Mit Walter Röhrl pfeilschnell über den Bilster Berg im Porsche 911 Turbo Mit Walter Röhrl pfeilschnell über den Bilster Berg im Porsche 911 Turbo Quelle: Porsche

Von MOTOR-TALK-Reporter Ralf Schütze

München - Frühjahr 2000: Porsche 996 GT2 nahe Venedig; Frühsommer 2007: Interviewtermin in Sankt Englmar im Bayerischen Wald; Sommer 2013: Porsche 991 Turbo am Bilster Berg Drive Resort; Spätsommer 2016: Porsche Panamera am Tegernsee. Ich erinnere mich noch ganz genau an diese Termine. Begegnungen mit Walter Röhrl brennen sich ins Gedächtnis ein.

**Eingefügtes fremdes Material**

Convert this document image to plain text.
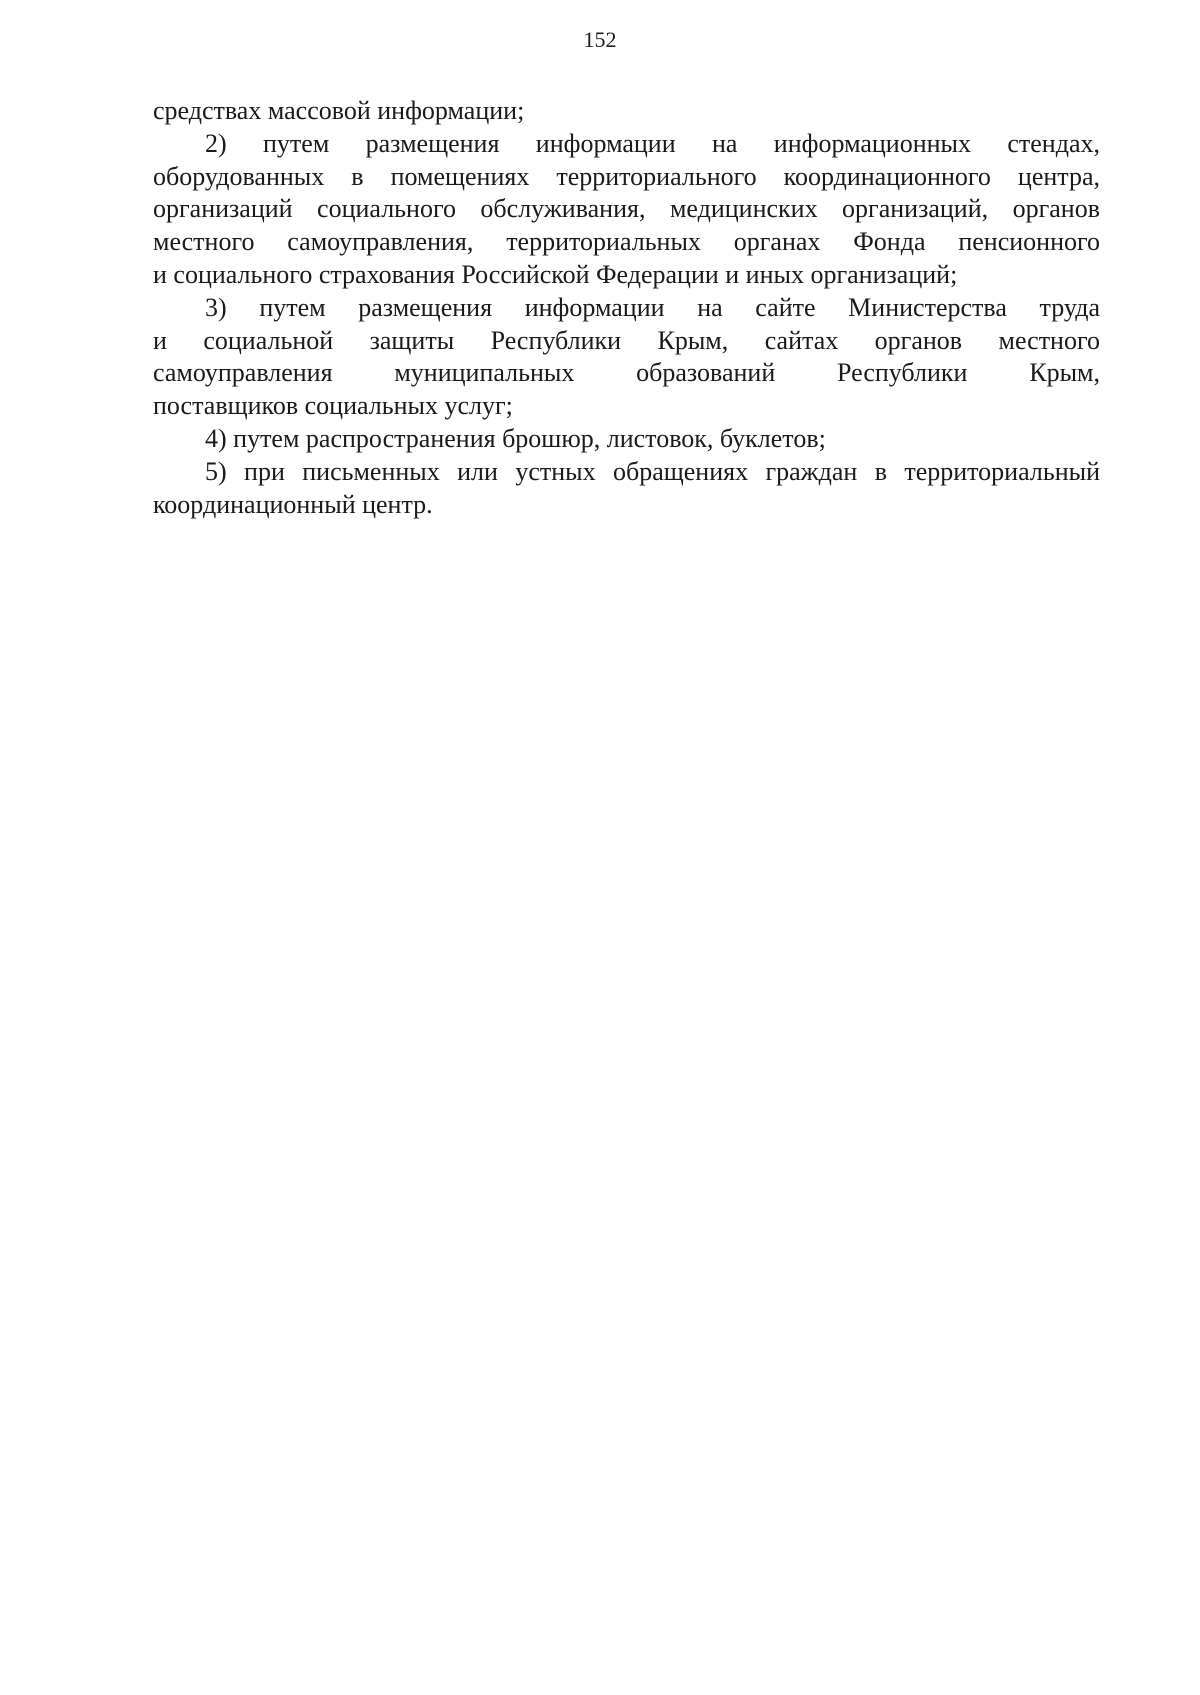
152
средствах массовой информации;
2) путем размещения информации на информационных стендах,
оборудованных в помещениях территориального координационного центра,
организаций социального обслуживания, медицинских организаций, органов
местного самоуправления, территориальных органах Фонда пенсионного
и социального страхования Российской Федерации и иных организаций;
3) путем размещения информации на сайте Министерства труда
и социальной защиты Республики Крым, сайтах органов местного
самоуправления муниципальных образований Республики Крым,
поставщиков социальных услуг;
4) путем распространения брошюр, листовок, буклетов;
5) при письменных или устных обращениях граждан в территориальный
координационный центр.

Der Mann, der eine unglaubliche Tiefenentspannung ausstrahlt und gleichzeitig blitzschnell wie kein anderer handeln kann. Der höchst präzise mit seinen Füßen über die Pedale eines Audi Sport quattro E2 tänzelt – schnell und exakt wie Lang Langs Finger auf den Tasten seines Steinway-Flügels. Der 70-jährige begnadete Autofahrer, dessen Fahrkunst Dich an den Regeln der Physik zweifeln lässt. Der Mann, der am Lenkrad mehr kann als vielleicht jeder andere, und der sich das so wenig anmerken lässt wie mit Sicherheit kein anderer. Walter Röhrl wird 70, ich verneige mich gerne vor ihm.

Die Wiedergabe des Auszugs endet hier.